La prospettiva da adottare potrebbe essere quella che considera l’individuo ma anche tutto ciò che lo circonda, quindi agendo anche su tutto il contesto con cui il singolo si relaziona considerando che, come sosteneva Lewin, il comportamento deve essere spiegato in relazione alla situazione in cui esso si manifesta.
Sarebbe interessante l’utilizzo di una strategia pedagogica di tipo autobiografico, utilizzando tecniche come la “narrazione” o la “cooperative learning” in modo che gli studenti lavorino insieme per raggiungere obiettivi di apprendimento condivisi. Tutto il progetto potrebbe essere articolato in incontri di vario genere: ascolto e condivisione riflettendo sulle scelte di vita e sui cambiamenti vissuti; racconto di sé relativamente a momenti presenti ma anche passati, utilizzando magari il gioco; condivisione di punti di vista diversi dal gruppo partendo dalle regole nell’ambiente domestico per trovare delle regole di vita comuni adottabili nel contesto scolastico; racconti di diverse culture soffermandosi su come l’aspetto culturale possa influire anche sul modo di vivere diverse emozioni.
Il progetto potrebbe essere distribuito nell’arco di tutto l’anno scolastico e, al termine, potrebbero essere utilizzati alcuni strumenti, ad esempio test per monitorare se vi siano stati dei cambiamenti e l’osservazione di comportamenti come l’emarginazione, l’accettazione e la cooperazione.

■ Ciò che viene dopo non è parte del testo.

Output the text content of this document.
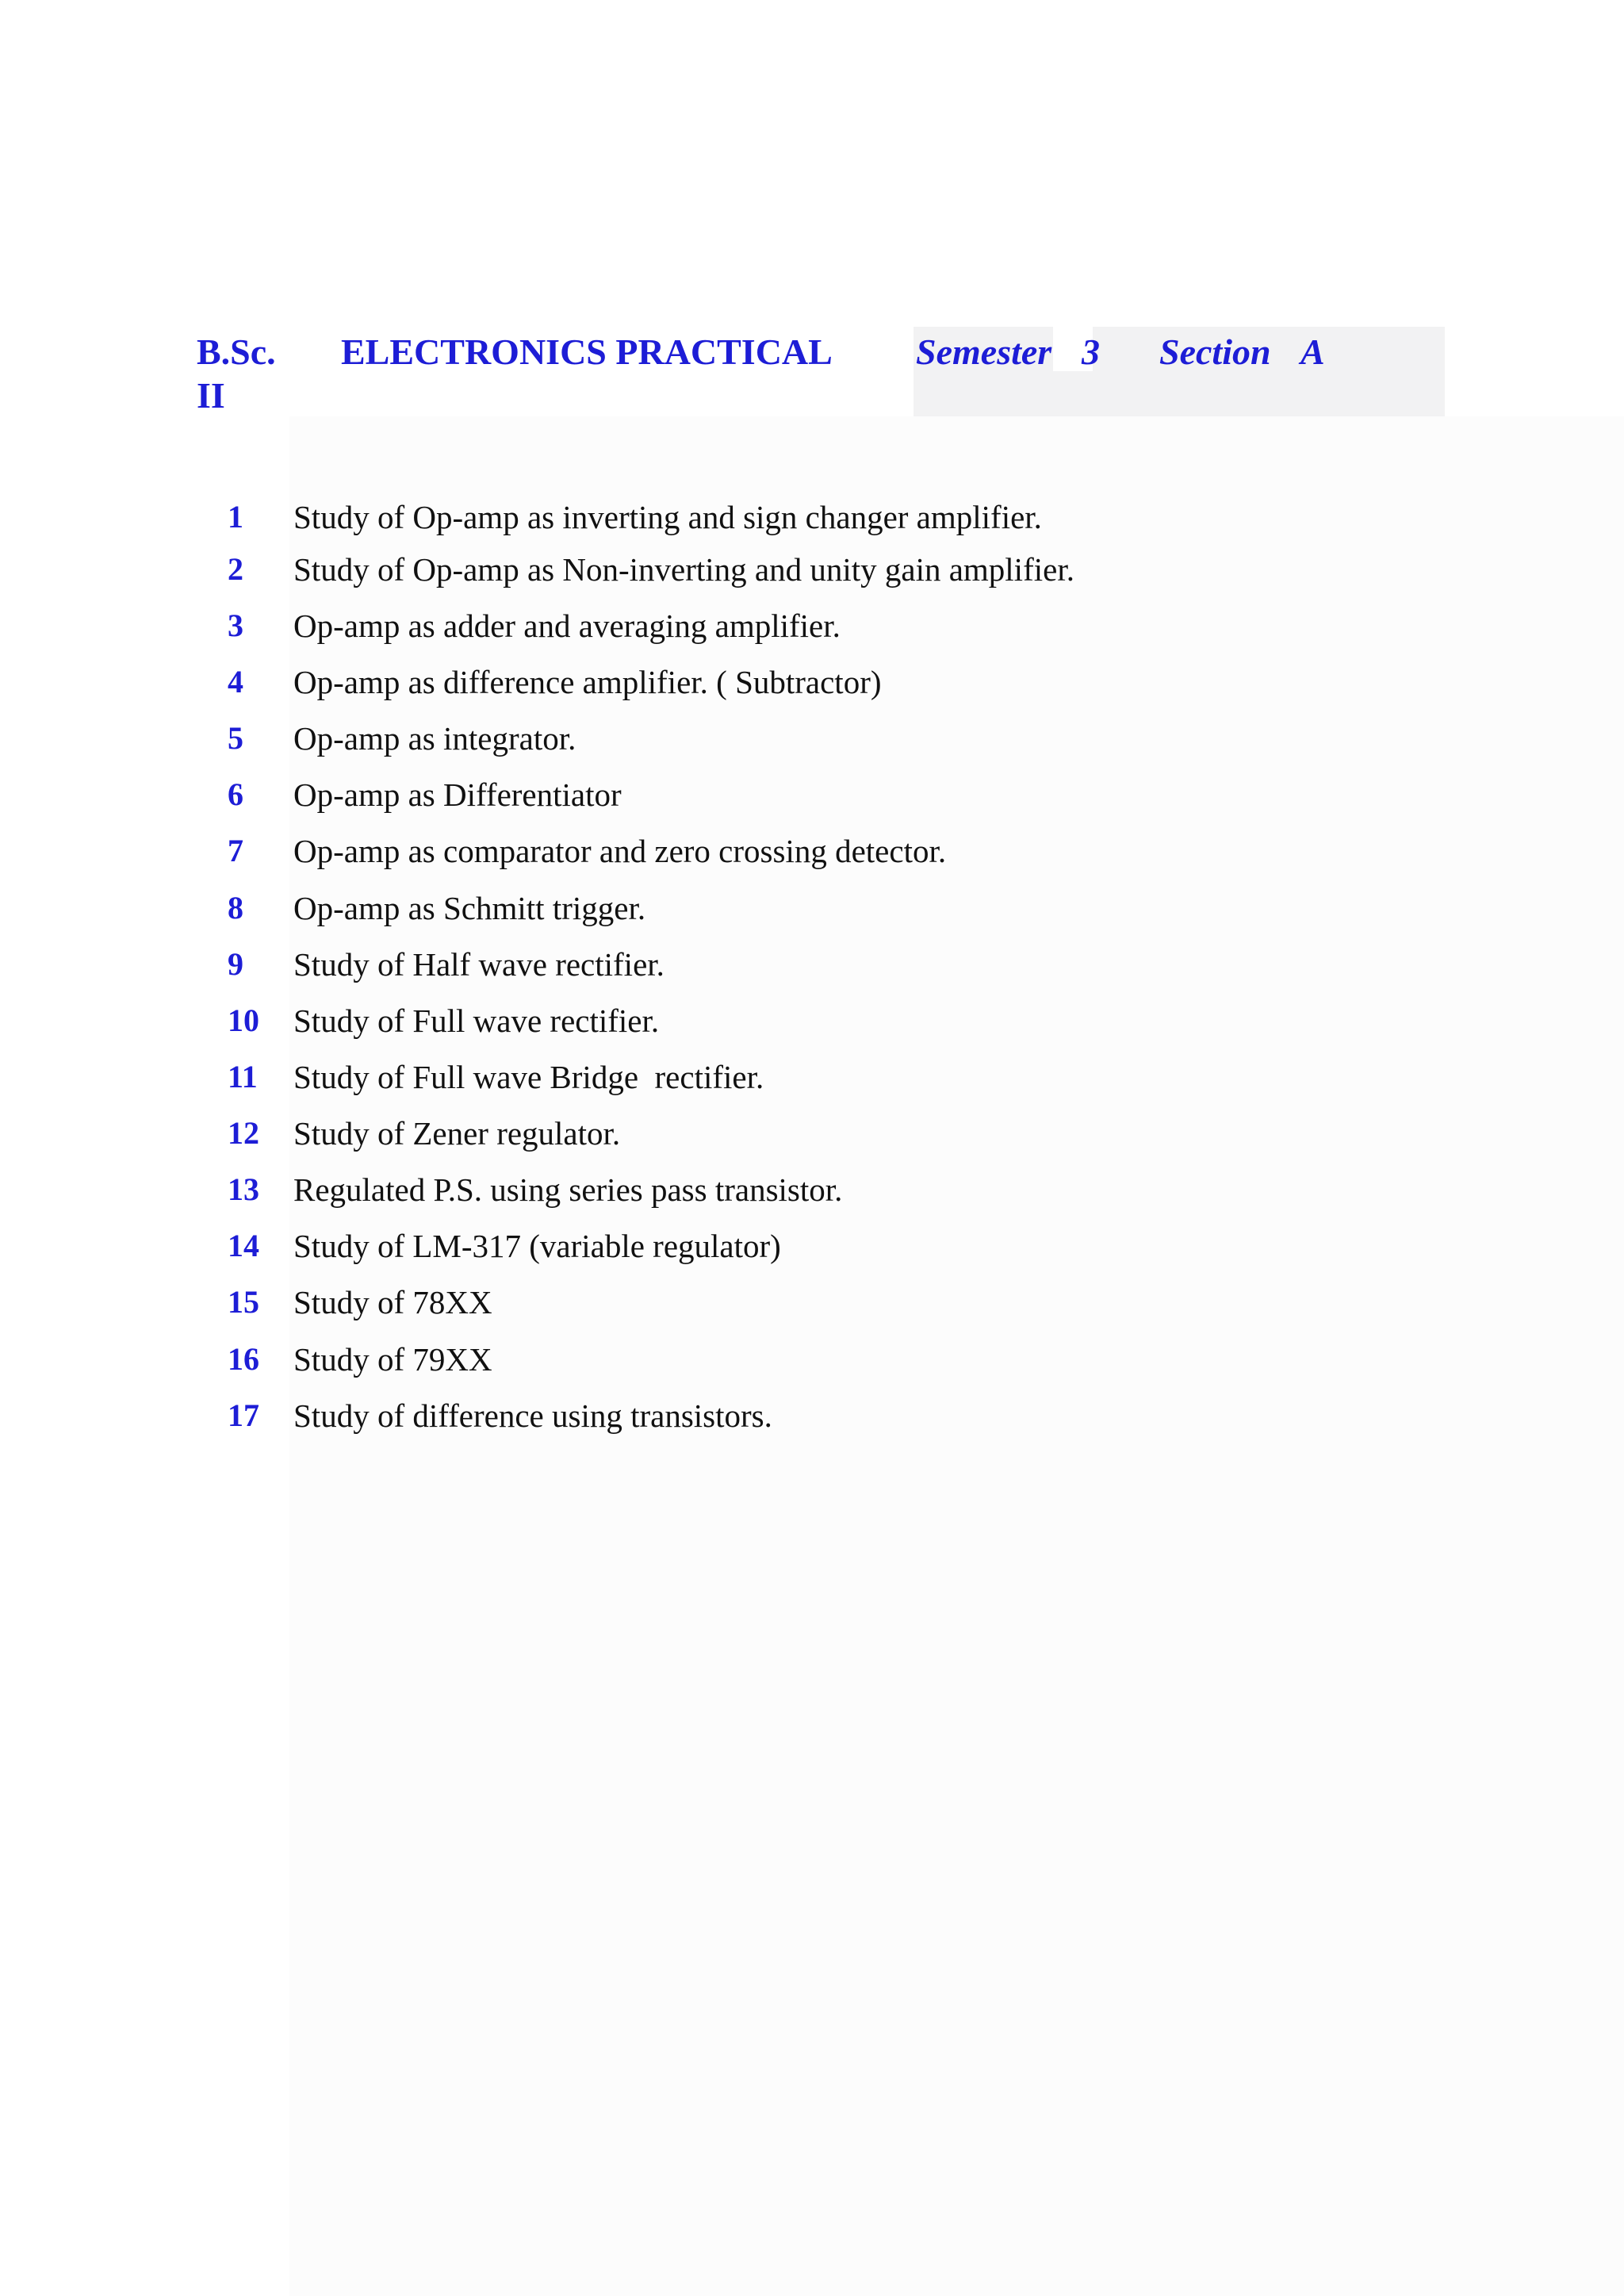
B.Sc.
II
ELECTRONICS PRACTICAL Semester 3 Section A
1 Study of Op-amp as inverting and sign changer amplifier.
2 Study of Op-amp as Non-inverting and unity gain amplifier.
3 Op-amp as adder and averaging amplifier.
4 Op-amp as difference amplifier. ( Subtractor)
5 Op-amp as integrator.
6 Op-amp as Differentiator
7 Op-amp as comparator and zero crossing detector.
8 Op-amp as Schmitt trigger.
9 Study of Half wave rectifier.
10 Study of Full wave rectifier.
11 Study of Full wave Bridge  rectifier.
12 Study of Zener regulator.
13 Regulated P.S. using series pass transistor.
14 Study of LM-317 (variable regulator)
15 Study of 78XX
16 Study of 79XX
17 Study of difference using transistors.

CRISTINA FRATTO, Insegnante
Bellissimo contributo, attuale già da anni ma forse ancora più necessario ora alla luce di questa emergenza. Riuscire a promuovere le diversità come reale ricchezza, per imparare a conoscere gli altri così come noi stessi sarà sempre più rilevante nella nostra società in ormai veloce evoluzione. Interessante anche l’idea di monitorare la risposta con strumenti così da poter avere anche dati più oggettivi. Grazie, Cristina!